Together these ten songs represent a meditative reflection of Ryder-Jones’ self and relationships. The goose bump inducing ‘Don’t Be Scared I Love You’ is a ballad for himself as much as anyone else listening. It comes as no surprise that Ryder-Jones isn’t exactly upbeat; his own mental health has always been paramount to his lyricism, West Kirby Primary’s ‘Daniel’ gave the most heart wrenching musical expression of grief that I have ever heard. Yet, something about Yawn is musically darker. Ryder-Jones’ hushed voice, held in perfect balance with a dark textural and instrumental landscape, is truly stunning.
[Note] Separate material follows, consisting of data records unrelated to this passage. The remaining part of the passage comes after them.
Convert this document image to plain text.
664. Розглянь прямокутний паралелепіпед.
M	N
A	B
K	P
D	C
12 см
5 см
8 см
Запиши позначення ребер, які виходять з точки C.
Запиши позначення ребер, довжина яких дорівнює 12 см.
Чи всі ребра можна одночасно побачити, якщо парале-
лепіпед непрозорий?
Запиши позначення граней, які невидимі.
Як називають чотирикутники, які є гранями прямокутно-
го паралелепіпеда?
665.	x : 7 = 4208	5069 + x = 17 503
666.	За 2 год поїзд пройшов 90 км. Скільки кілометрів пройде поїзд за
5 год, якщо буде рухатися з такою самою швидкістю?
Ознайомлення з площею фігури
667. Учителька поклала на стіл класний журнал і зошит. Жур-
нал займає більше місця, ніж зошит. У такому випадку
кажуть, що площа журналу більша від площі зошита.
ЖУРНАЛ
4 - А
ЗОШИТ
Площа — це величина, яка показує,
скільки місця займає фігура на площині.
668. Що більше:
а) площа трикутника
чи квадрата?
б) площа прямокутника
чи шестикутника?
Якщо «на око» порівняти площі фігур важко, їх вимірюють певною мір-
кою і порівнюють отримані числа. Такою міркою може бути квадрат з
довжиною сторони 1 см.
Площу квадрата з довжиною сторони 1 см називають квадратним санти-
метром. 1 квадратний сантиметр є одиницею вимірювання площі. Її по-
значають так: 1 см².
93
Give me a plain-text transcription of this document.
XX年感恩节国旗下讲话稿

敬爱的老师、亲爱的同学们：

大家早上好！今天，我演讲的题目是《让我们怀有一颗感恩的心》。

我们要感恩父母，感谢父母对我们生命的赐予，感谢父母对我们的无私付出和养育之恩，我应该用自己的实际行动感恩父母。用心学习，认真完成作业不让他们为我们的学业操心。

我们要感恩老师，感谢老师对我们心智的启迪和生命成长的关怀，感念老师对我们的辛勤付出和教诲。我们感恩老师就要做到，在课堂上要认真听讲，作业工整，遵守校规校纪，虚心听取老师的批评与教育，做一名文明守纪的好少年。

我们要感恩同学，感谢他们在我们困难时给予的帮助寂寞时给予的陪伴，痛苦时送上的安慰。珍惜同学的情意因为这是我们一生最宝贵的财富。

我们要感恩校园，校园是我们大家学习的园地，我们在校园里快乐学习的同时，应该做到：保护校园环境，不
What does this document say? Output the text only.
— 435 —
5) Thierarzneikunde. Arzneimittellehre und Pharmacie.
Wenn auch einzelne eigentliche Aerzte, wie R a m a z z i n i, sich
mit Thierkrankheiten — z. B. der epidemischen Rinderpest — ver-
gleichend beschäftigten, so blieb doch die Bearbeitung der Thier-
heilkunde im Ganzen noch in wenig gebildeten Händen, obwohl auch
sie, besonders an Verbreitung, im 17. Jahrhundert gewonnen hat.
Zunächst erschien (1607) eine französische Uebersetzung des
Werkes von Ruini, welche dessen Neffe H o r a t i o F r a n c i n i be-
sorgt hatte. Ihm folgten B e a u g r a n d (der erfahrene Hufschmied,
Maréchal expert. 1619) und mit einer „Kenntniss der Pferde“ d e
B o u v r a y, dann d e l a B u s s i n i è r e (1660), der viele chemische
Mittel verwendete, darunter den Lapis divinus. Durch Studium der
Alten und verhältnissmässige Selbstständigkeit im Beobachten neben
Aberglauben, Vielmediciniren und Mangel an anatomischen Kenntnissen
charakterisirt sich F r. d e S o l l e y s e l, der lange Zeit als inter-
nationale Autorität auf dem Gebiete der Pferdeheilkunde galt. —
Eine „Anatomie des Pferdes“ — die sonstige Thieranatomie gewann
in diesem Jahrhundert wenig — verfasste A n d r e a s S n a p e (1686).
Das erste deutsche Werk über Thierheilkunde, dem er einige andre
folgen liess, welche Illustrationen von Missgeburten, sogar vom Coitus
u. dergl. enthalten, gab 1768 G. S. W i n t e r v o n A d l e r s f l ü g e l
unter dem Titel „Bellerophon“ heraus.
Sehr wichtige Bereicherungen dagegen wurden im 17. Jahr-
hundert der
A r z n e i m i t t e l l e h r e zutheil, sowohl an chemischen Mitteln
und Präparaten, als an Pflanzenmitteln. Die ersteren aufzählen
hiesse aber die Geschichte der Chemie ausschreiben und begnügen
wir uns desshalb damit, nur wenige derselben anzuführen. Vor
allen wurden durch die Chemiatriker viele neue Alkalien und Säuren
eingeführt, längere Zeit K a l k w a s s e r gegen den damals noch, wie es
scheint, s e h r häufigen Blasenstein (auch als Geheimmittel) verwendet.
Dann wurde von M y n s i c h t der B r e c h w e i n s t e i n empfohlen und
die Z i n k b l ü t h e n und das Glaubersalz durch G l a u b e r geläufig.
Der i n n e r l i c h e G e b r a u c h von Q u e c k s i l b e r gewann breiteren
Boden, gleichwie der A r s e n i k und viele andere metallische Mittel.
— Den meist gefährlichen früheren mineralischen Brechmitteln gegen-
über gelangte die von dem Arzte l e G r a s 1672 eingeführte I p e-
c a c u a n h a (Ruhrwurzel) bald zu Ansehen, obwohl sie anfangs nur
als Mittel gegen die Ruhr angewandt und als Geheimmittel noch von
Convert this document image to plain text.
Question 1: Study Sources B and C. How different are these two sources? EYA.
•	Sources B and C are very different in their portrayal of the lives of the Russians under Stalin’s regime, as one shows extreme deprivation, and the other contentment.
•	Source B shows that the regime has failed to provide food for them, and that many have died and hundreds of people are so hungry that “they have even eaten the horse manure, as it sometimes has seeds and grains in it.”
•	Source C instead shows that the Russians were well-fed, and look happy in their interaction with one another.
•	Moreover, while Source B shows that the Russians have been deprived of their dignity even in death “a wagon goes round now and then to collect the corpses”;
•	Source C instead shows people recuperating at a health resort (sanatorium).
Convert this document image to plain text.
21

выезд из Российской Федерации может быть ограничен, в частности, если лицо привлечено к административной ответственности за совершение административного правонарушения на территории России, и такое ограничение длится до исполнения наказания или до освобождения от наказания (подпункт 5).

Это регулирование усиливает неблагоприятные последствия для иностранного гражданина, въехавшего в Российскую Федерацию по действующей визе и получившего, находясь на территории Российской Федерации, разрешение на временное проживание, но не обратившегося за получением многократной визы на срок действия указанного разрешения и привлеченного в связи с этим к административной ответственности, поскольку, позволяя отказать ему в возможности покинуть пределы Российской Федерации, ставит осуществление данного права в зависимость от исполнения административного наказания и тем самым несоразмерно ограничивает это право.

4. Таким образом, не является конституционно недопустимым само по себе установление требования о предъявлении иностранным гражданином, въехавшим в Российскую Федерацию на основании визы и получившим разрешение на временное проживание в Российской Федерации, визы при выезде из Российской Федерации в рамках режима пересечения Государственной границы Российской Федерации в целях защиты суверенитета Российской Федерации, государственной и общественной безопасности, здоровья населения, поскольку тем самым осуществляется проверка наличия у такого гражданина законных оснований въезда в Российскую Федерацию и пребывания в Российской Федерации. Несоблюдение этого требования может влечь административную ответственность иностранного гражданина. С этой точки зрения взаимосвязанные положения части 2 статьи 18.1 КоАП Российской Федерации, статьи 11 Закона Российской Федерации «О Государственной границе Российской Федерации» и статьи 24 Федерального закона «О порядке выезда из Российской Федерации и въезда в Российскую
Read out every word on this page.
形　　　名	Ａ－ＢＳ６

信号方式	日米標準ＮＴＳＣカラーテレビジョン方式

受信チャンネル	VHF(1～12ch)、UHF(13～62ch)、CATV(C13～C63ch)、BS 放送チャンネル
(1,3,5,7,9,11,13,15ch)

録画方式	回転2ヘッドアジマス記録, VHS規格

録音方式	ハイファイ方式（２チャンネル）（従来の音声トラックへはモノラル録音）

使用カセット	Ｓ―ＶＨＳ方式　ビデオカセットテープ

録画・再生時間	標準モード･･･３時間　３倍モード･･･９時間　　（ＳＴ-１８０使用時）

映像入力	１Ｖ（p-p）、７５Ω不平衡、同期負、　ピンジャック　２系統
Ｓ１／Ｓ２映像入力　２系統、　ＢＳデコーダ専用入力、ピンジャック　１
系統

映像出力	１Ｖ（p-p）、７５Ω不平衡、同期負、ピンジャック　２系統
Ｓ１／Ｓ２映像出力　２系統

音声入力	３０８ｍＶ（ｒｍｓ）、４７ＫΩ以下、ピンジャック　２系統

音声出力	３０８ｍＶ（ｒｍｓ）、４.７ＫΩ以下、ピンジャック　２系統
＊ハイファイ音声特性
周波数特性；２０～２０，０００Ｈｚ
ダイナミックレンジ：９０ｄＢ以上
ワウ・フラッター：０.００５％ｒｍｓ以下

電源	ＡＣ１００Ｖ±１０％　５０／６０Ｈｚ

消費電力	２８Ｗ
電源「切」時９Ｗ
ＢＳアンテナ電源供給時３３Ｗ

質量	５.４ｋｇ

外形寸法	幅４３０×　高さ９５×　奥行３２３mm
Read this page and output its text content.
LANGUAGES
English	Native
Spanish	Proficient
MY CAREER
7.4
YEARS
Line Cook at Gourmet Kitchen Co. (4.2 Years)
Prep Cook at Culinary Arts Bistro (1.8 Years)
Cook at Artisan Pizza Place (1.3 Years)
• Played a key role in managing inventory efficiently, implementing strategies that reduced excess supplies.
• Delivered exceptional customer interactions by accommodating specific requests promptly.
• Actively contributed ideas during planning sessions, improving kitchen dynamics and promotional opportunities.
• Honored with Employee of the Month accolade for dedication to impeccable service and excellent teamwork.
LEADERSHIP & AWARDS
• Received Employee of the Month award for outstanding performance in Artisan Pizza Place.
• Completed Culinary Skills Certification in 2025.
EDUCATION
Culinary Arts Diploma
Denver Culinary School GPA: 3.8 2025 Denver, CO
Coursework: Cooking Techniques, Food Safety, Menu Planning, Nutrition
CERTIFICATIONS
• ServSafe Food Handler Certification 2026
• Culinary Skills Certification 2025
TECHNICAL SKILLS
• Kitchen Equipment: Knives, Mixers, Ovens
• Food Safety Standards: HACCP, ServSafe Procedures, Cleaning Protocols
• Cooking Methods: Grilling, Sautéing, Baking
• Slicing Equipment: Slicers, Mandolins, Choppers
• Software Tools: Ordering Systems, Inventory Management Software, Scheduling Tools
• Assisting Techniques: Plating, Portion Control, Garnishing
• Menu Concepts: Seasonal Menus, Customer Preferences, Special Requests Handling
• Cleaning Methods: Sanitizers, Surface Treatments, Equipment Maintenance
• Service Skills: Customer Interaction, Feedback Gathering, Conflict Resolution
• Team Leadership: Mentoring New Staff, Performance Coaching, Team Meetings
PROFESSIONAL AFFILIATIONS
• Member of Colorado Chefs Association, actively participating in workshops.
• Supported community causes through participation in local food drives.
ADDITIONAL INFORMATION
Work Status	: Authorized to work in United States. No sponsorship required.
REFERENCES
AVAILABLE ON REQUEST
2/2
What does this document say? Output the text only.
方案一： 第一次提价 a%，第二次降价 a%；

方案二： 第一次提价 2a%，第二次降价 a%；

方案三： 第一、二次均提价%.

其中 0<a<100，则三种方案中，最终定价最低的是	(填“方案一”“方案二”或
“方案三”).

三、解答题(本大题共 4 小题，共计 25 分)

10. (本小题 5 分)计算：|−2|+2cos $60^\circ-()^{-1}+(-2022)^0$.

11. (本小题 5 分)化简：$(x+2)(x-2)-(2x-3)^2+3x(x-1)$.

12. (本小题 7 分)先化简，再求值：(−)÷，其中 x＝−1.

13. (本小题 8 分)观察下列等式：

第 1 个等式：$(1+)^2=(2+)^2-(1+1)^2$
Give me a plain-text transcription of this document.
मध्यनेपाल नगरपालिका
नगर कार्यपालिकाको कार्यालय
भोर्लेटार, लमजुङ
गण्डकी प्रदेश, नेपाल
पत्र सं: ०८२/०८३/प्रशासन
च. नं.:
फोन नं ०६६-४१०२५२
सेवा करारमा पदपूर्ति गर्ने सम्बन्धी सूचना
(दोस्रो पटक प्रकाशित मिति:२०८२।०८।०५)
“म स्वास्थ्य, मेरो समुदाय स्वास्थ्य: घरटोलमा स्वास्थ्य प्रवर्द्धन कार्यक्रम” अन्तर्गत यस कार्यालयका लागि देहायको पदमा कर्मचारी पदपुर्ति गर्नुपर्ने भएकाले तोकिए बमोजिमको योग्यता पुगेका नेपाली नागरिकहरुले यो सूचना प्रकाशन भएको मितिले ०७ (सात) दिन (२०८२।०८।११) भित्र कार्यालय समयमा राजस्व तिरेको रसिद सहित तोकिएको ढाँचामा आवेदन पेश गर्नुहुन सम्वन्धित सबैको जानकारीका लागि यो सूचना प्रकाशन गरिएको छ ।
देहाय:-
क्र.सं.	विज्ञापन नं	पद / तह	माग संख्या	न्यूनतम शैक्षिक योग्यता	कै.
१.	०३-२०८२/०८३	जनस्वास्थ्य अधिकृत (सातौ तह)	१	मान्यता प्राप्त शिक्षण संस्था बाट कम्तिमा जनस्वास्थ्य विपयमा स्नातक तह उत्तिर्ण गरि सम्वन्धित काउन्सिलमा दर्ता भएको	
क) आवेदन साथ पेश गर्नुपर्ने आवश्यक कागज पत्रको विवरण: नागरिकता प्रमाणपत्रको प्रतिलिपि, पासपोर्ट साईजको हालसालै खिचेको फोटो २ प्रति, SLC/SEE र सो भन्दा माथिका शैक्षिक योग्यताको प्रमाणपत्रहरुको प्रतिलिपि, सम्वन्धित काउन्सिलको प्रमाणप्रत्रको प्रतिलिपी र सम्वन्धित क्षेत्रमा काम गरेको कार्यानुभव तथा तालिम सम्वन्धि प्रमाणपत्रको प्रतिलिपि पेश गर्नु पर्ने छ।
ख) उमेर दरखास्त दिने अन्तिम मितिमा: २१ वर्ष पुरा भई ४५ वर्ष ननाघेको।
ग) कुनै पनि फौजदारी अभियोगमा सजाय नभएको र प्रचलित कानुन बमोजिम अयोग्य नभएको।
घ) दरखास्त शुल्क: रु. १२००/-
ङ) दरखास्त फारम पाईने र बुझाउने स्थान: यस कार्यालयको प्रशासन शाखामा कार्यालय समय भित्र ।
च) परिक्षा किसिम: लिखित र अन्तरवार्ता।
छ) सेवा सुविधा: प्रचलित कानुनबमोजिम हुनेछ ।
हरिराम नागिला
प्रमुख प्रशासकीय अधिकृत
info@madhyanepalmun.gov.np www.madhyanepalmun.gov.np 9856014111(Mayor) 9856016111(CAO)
Each song seems to form a body. The repetitive guitar melody ebbs and flows like air from the lungs, a counter guitar melody forms the blood in the veins, and twinkling drums and sustained cello drones work in harmony with the slow bass heartbeat. Most of the time, Ryder-Jones lets this body stay relaxed. Yet, sometimes, it is released to the wind to run. ‘Mither’, an ode to Ryder-Jones’ mother, bounces between the two culminating in a Pixie-esque soundscape which leaves you almost feeling the windburn on your cheeks.
If I’m going to be honest, this album may not be for everyone. It’s a perfectly produced guitar album, but it demands attention. To get the most out of this work you need a cup of strong tea and ears willing to listen to the crafted words which swell deep from Bill Ryder-Jones’ soul. It’s clearly therapy for Ryder-Jones to make music, and I’d happily be overwhelmed by his emotions any day of the week.